C'est le seul motif sur lequel le registraire s'est fondé pour refuser la demande et c'est ce refus qui fait l'objet de l'appel. L'appelante est par ailleurs d'accord avec la décision du registraire.

La décision du registraire

[10]            Un appel de la décision du registraire a été déposé le 19 février 2002. Un deuxième affidavit, fait sous serment le 16 avril 2002, par Lino Fornari, le seul dirigeant d'Edit, a été déposé devant la Cour d'appel le 22 avril 2002.


[11]            L'appelante soutient que, dès le 1er janvier 1994, par suite d'un contrat de licence intervenu entre Edit, qui était alors propriétaire de la marque de l'appelante, et Ubi-Maior S.R.L. (Ubi-Maior), Ubi-Maior était le détenteur exclusif d'une licence pour la marque de l'appelante et Edit avait un contrôle direct sur la nature et la qualité des marchandises. Ubi-Maior était le détenteur exclusif d'une licence pour la marque de l'appelante en liaison avec ses marchandises en 1994 ainsi qu'à la date du premier emploi le 23 mars 1995.

[12]            L'appelante soutient que la facture d'Ubi-Maior en date du 23 mars 1995 concernait une commande passée le 7 octobre 1994 pour des marchandises qui ont été livrées le 23 mars 1995 à Aldo au Canada et que le paiement devait être fait à Redax AG, une compagnie affiliée d'Ubi-Maior, le détenteur exclusif de la licence.

[13]            L'intimée a déposé une comparution le 25 avril 2002, indiquant son intention de participer à l'appel.

[14]            L'appelante prétend que sa marque a été employée en liaison avec les marchandises à la date du premier emploi, soit le 23 mars 1995, par le détenteur exclusif d'une licence du propriétaire de la marque de commerce à l'époque, et qu'un tel emploi profite à l'appelante.

[15]            L'intimée affirme que ni l'autre affidavit de M. Lino Fornari déposé en appel ni le présumé contrat de licence joints comme pièces A et B à l'affidavit n'établissent l'emploi par l'appelante à la date du premier emploi allégué dans la présente demande.

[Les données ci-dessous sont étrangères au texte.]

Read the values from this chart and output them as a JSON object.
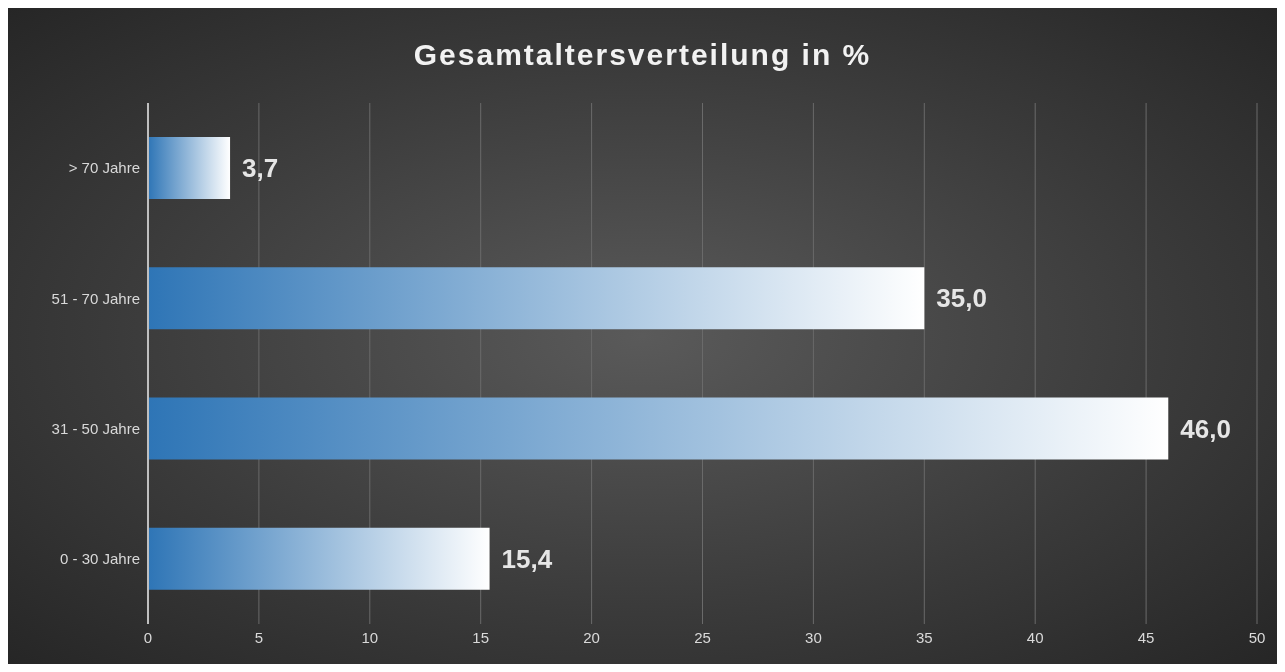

DISPOSITIONS LÉGISLATIVES PERTINENTES

[16]            L'article 3 de la Loi sur les marques de commerce, L.R.C. 1985, ch. T-13, et ses modifications, traite de la question de l'adoption présumée :


3. Une marque de commerce est réputée avoir été adoptée par une personne, lorsque cette personne ou son prédécesseur en titre a commencé à l'employer au Canada ou à l'y faire connaître, ou, si la personne ou le prédécesseur en question ne l'avait pas antérieurement ainsi employée ou fait connaître, lorsque l'un d'eux a produit une demande d'enregistrement de cette marque au Canada.                                                        

3. A trade-mark is deemed to have been adopted by a person when that person or his predecessor in title commenced to use it in Canada or to make it known in Canada or, if that person or his predecessor had not previously so used it or made it known, when that person or his predecessor filed an application for its registration in Canada.


[17]            Le paragraphe 4(1) indique les cas où une marque de commerce est réputée employée :


4. (1) Une marque de commerce est réputée employée en liaison avec des marchandises si, lors du transfert de la propriété ou de la possession de ces marchandises, dans la pratique normale du commerce, elle est apposée sur les marchandises mêmes ou sur les colis dans lesquels ces marchandises sont distribuées, ou si elle est, de toute autre manière, liée aux marchandises à tel point qu'avis de liaison est alors donné à la personne à qui la propriété ou possession est transférée.

4. (1) A trade-mark is deemed to be used in association with wares if, at the time of the transfer of the property in or possession of the wares, in the normal course of trade, it is marked on the wares themselves or on the packages in which they are distributed or it is in any other manner so associated with the wares that notice of the association is then given to the person to whom the property or possession is transferred.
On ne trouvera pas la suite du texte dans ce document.